11.3. The service provided by us will be exercised with reasonable skill and care and performed within a reasonable time and as described in these terms. We do not make any guarantees about the provision of our products and we do not provide financial advice. We cannot be held responsible for our products once ownership has been passed to the customer.
12. Force Majeure
12.1. The Supplier shall bear no liability for loss, damage or delay howsoever arising by a Force Majeure Event, and in these circumstances, may suspend or cancel the whole or part of any delivery. The Supplier shall endeavour to notify the customer as quickly as reasonably possible if a Force Majeure Event occurs.

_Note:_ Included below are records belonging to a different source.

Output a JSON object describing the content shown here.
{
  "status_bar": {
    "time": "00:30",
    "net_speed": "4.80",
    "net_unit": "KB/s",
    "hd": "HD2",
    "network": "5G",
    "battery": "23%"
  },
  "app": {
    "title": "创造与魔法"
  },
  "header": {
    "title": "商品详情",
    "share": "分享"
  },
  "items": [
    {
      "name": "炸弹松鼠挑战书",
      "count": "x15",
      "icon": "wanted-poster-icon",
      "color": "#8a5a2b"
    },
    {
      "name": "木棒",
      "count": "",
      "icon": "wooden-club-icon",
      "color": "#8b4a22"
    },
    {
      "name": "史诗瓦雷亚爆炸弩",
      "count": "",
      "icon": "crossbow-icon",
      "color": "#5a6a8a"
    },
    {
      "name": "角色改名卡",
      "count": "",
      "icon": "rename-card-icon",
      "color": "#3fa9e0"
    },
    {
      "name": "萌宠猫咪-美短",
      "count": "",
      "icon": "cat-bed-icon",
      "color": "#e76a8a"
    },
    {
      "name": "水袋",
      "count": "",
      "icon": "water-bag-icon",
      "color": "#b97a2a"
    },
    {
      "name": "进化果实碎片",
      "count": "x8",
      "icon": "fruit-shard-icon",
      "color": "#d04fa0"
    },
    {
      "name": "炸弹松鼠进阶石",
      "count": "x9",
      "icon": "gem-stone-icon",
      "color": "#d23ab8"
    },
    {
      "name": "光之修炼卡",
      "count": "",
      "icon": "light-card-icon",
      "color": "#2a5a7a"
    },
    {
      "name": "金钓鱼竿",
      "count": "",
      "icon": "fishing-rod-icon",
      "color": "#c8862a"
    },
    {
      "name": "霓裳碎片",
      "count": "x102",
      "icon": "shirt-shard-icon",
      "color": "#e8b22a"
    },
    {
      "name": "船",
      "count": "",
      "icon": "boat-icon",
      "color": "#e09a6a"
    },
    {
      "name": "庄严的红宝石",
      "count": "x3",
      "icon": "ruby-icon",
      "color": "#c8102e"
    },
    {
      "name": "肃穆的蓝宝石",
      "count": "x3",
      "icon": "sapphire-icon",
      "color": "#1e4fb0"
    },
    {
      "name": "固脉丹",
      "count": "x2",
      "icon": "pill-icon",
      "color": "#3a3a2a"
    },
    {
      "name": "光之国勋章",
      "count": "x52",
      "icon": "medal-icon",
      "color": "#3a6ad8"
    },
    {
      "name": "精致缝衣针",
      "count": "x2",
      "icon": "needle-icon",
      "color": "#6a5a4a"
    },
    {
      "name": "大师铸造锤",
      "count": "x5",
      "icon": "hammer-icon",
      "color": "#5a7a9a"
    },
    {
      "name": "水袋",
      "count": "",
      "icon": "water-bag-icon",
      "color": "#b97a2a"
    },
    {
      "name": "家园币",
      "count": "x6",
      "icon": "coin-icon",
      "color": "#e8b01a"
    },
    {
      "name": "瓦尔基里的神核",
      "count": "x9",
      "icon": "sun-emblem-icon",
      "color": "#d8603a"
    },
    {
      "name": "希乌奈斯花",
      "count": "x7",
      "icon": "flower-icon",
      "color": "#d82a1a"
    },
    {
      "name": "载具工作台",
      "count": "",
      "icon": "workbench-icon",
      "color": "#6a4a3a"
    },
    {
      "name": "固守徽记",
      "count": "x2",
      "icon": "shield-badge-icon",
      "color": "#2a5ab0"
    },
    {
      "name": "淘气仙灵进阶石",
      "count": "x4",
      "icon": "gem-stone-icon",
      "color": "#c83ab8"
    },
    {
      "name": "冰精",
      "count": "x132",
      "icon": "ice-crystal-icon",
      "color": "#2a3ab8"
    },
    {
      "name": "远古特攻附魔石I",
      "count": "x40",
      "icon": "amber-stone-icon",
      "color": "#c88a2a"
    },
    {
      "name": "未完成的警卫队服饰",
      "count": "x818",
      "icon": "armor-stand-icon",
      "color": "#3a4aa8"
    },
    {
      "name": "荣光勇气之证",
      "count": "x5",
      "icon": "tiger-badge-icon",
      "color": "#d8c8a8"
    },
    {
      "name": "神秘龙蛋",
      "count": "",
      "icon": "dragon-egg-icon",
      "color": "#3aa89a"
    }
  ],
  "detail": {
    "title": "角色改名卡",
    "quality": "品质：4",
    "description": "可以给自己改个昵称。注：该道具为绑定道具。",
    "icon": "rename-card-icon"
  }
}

12.2. If the Force Majeure Event prevents the Supplier from providing any of the Goods for more than 4 weeks, either party shall, without limiting its other rights or remedies, have the right to terminate this contract immediately by giving written notice to the other party.
12.3. This clause does not affect the Consumer’s right to have the products sent within a reasonable time.
13.1. We endeavor to provide accurate product and pricing information, in the event that a pricing or descriptive error has occurred or any item is listed at the wrong price or with incorrect information, Direct Bullion shall have the right, at our sole discretion, to refuse or cancel any orders placed for an item that has been listed at the wrong price or with incorrect information. Prices and availability are subject to change without notice.
Any bar or coin being sold by a third party, stating to have been purchased from Direct Bullion, may not be relied upon as a genuine item. We don't guarantee the authenticity of any bar, coin, or another item, unless purchased and shipped directly from ourselves.
If you have any queries regarding these terms, please contact us on 0207 058 4653 or email us on firstname.lastname@example.org
13.2. No waiver by the Supplier of any breach of contract by the Customer shall be considered as a waiver of any subsequent breach of the same or any other provision of the contract.
13.3. The parties agree to be bound by these terms, which they consider to be reasonable. If any clause of these terms is held by any Court or competent authority as invalid or unenforceable in whole or in part the validity of the remainder of these terms and of the remainder of the provisions in question shall not be affected thereby.
13.4. The Customer shall not assign or transfer any contract to which these terms apply nor the benefit thereof to any person whatsoever.
13.5. These terms constitute the entire agreement and understanding of the parties and supersede any previous agreement or understanding between them relating to the subject matter of these terms. The Customer acknowledges that it has not relied on any statement, promise, representation, assurance or warranty made or given by or on behalf of the Supplier that is not set out in these terms.
13.6. Any notice given under these terms must be in writing and delivered to the recipient at the address of (a) in the case of the Supplier, its registered office, or its principal place of business and (b) in the case of the Customer, his or her last known residential address, or at such other address as has been notified to the sender previously in writing for the purpose of this clause.
A notice given under these terms shall be validly served if sent by email.
A person who is not a party to these terms may not enforce any of its terms under the Contracts (Rights of Third Parties) Act 1999.
These terms shall be governed by and construed in accordance with the laws of England and each of the parties hereto submits to the authority of the English Courts as regards any claim or matter arising under these terms.